Ist es nicht schön und ergiebig sich einmal nicht ewig den Kopf zermartern zu müssen an wem sich diese oder jene Band nun orientiert, nach wem sie klingt – sondern Einflüsse gemütlich auf den Teller serviert zu bekommen? Dem Hinzuzufügen wäre, dass es nicht zwangsweise einem Qualitätsverlust gleichkommt, KünstlerInnen ohne Widerrede ins Maul schauen zu dürfen, da Vorbilder wenig subtil versteckt werden – vielleicht sogar im Gegenteil.

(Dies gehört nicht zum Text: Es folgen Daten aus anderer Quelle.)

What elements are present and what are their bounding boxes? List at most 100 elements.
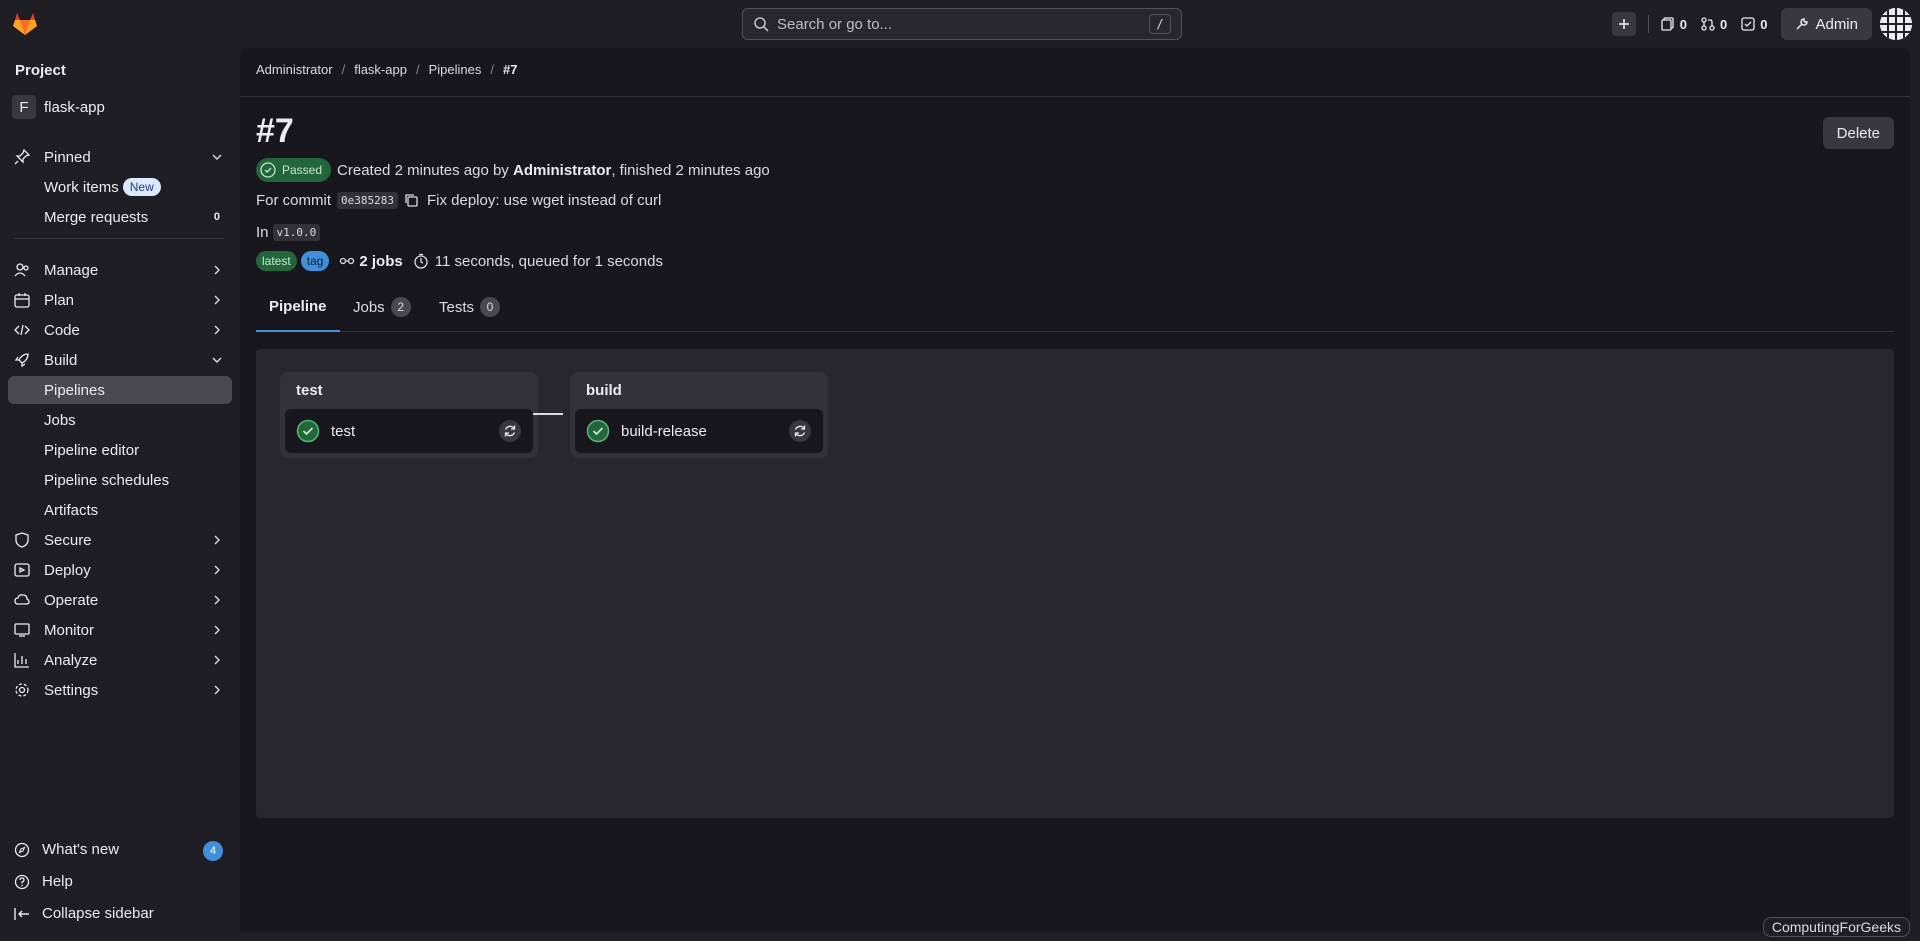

Comanechi sind in der Londoner Alternative-Szene verhaftet, machen auch ab und an Ausflüge zu britischem Indie-Rock à la Art Brut oder The Rakes – in Momenten, in denen sich ausnahmsweise eine gewisse Leichtigkeit in die Musik einschleicht. Mehr als Abstecher sind es aber dann (zum Glück) nicht. Die Frontfrau Akiko Matsuura singt und schreit in Sphären von Kathleen Hanna, Kim Gordon oder einer frühen Courtney Love, führt primär das Riot-Girl-Ding weiter, setzt feministisch an, singt gerne über ihre Pussy – warum auch nicht. Grunge wird weniger musikalisch als symbolhaft zitiert, speziell in den Videos – etwa wenn der Fokus auf sich bewegenden Mündern liegt oder sich die Frontfrau am Ende des Videos vor die Kamera niederlegt, als Zeichen dafür, dass nun alles gesagt wurde. Schlichtheit und unerschöpfliche Energie sind auch als Beweis für ein Verständnis der früheren Seattler Szene zu unterstreichen.

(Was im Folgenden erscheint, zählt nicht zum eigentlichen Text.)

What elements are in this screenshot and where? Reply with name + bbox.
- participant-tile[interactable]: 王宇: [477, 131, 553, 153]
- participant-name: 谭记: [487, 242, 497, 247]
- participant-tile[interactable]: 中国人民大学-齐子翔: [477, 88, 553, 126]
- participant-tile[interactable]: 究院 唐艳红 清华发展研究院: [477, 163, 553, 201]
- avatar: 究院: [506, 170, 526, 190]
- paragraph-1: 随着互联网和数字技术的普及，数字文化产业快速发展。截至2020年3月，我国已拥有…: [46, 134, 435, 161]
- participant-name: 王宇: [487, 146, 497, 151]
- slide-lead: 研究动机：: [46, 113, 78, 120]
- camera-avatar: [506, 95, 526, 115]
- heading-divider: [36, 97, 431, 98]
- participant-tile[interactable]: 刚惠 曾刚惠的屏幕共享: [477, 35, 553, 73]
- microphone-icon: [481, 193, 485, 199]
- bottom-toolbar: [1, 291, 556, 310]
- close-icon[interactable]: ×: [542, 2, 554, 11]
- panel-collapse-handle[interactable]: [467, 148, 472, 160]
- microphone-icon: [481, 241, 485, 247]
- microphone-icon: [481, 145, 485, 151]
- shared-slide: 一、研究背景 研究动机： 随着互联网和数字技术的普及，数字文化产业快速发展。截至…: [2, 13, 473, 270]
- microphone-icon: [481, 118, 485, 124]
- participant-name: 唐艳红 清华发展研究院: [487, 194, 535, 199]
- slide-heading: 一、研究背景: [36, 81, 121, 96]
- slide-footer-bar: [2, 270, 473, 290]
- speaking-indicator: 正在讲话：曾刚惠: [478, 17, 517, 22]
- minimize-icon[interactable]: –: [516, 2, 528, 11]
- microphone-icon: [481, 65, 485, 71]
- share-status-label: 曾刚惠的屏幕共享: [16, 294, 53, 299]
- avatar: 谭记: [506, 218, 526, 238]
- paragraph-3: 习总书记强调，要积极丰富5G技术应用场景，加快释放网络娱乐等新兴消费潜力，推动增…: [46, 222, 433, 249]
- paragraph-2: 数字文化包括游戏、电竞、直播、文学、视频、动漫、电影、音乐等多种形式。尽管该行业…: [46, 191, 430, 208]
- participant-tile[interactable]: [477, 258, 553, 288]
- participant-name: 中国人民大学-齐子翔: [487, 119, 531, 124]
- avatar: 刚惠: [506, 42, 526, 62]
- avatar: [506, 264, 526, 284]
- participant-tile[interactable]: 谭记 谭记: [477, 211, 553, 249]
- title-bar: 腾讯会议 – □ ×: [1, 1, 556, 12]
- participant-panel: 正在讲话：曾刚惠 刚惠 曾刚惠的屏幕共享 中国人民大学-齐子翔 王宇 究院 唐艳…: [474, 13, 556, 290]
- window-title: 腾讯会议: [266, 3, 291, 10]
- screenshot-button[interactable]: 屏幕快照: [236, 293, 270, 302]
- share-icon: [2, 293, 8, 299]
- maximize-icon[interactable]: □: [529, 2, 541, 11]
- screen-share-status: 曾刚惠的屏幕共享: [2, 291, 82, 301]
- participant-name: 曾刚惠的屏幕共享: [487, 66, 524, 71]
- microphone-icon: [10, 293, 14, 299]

Das zweite Album ist sperriger und herausfordernder als das erste, wobei sich das Gefühl durchzieht es mit etwas »Halb-Experimentellem« zu tun zu haben, das vom Song-Ding eben doch nicht ganz weg will. Allgemein ist die Platte aber mutiger, noisiger als »Crime of Love«. Es gibt auch nicht allzu viele Bands, die heutzutage noch Split-Singles machen (»Let me Bloom« zusammen mit der Glasgower Band Divorce) oder ein Album mit einem Prolog beginnen und mit einem Epilog enden lassen.
Eine gewisses Posertum lässt sich nicht wegradieren, Optik/Ästhetik betreffend hatten wir das definitiv schon mal (siehe White Stripes oder The Kills). Comanechi machen nichts Neues, führen aber eine Tradition von Rockmusik fort, die die Bezeichnung »Alternative« auch wirklich verdient. Die Single »Dream of Dream« muss sich an Eindringlichkeit vor alten Riot-Girl-Geschichten wie Bikini Kill, L7 oder den frühen Hole nicht verstecken. Warum die Band noch nicht bekannter ist bleibt hinterfragenswert. Sex als Provokation – auch als weibliche -, schockt dann, obwohl gewitzt, eben auch nicht mehr so richtig. »My brother fucked me, he’s a model, I’m not into fashion, I’m into punk«. Aja, Stoner Rock und QOTSA werden auch noch ab und an in die Soundflächen miteingearbeitet, die Leichtigkeit der Eagles Of Death Metal schimmert durch und Yeah Yeah Yeahs-Drums grüßen mal eben um die Ecke. Nur dass wir hier keine Einflüsse vergessen.